Scientists successfully 'edit' embryo genes to prevent inherited disease

The UK received a licence in 2016 to carry out CRISPR on human embryos for research into early development.

Thousands of inherited diseases such as Huntington's Disease and Cystic Fibrosis could eventually be nipped in the bud after a major breakthrough in gene editing.

In the current study USA researchers targeted a faulty gene, MYBPC3, that causes hypertrophic cardiomyopathy. The National Institutes of Health has also barred spending funds on embryonic research.

An account of the research, complete with photos of the multiplying cells, was published in the prestigious British journal "Nature". "That's still true, but now it looks like it's going to be done safely soon". "So there is still a long road ahead, particularly if you want to do it in a regulatory way". As a result, only 28% of the resulting embryos carried genes for hypertrophic cardiomyopathy.

The efficiency of gene editing in the Nature paper is exciting, says stem-cell biologist George Daley of Boston Children's Hospital in MA. It's well known among cardiologists for killing young athletes.

Scientists estimate that more than 10,000 human diseases may result from mutations to a single gene occurring in all cells of the body, according to the World Health Organization. The researchers simultaneously injected CRISPR-Cas9 components with the sperm to fix the mutation and produce embryos with two healthy copies of the gene. He then introduced CRISPR to splice out the mutated gene in more than 50 embryos just after the sperm fertilized the eggs, when the embryos were still just one cell.

This latest paper is not the first time human embryos have been genetically modified, and is one of many examples of CRISPR being successfully applied to remove a target gene.
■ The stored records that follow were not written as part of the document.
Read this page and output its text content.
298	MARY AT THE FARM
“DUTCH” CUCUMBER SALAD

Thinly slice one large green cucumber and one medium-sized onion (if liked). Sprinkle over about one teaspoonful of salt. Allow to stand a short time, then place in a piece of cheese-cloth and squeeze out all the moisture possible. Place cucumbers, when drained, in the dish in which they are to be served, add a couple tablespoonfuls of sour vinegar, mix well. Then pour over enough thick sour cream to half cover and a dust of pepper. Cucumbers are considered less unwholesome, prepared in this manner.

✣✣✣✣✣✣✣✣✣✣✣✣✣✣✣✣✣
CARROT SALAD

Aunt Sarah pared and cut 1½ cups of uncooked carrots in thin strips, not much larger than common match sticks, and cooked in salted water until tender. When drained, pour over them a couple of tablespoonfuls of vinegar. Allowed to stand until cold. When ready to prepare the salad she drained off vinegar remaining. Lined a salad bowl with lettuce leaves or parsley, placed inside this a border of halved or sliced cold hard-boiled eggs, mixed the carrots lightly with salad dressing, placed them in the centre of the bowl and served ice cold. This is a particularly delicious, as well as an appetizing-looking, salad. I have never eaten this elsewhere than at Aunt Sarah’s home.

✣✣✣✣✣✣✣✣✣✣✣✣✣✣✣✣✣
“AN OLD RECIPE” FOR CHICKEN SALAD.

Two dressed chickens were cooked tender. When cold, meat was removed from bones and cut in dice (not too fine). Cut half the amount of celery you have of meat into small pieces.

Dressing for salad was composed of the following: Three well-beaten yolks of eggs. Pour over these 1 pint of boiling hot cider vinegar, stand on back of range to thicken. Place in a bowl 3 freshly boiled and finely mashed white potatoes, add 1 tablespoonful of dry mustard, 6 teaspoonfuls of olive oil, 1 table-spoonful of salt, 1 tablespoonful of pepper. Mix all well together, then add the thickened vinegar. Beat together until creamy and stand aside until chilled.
But in three previous Chinese studies, this has proven easier said than done. "Then, DNA fix of the embryos was assessed". The study that was conducted in United States comes just months after a national scientific committee recommended new guidelines for modifying embryos, easing blanket prescriptions but urging the technique be used only for dire medical problems, the report added. Some countries, especially in Europe, ban germline research. Typically, researchers wishing to edit a genome will insert DNA encoding CRISPR components into cells, and then rely on the cells' machinery to generate the necessary proteins and RNA. "I think it will be up to them to decide where to draw the line".

Pieces of RNA are engineered to be a guide that homes in on the targeted stretch of genetic material.

But the researchers say that method is expensive and hard on a mother. That condition, which strikes about one in every 500 people worldwide, can cause sudden heart failure. Her boy is a carrier, but her girl, Sofia, has the disease. "It is far too early to extrapolate this into any clinical application", Middleton said.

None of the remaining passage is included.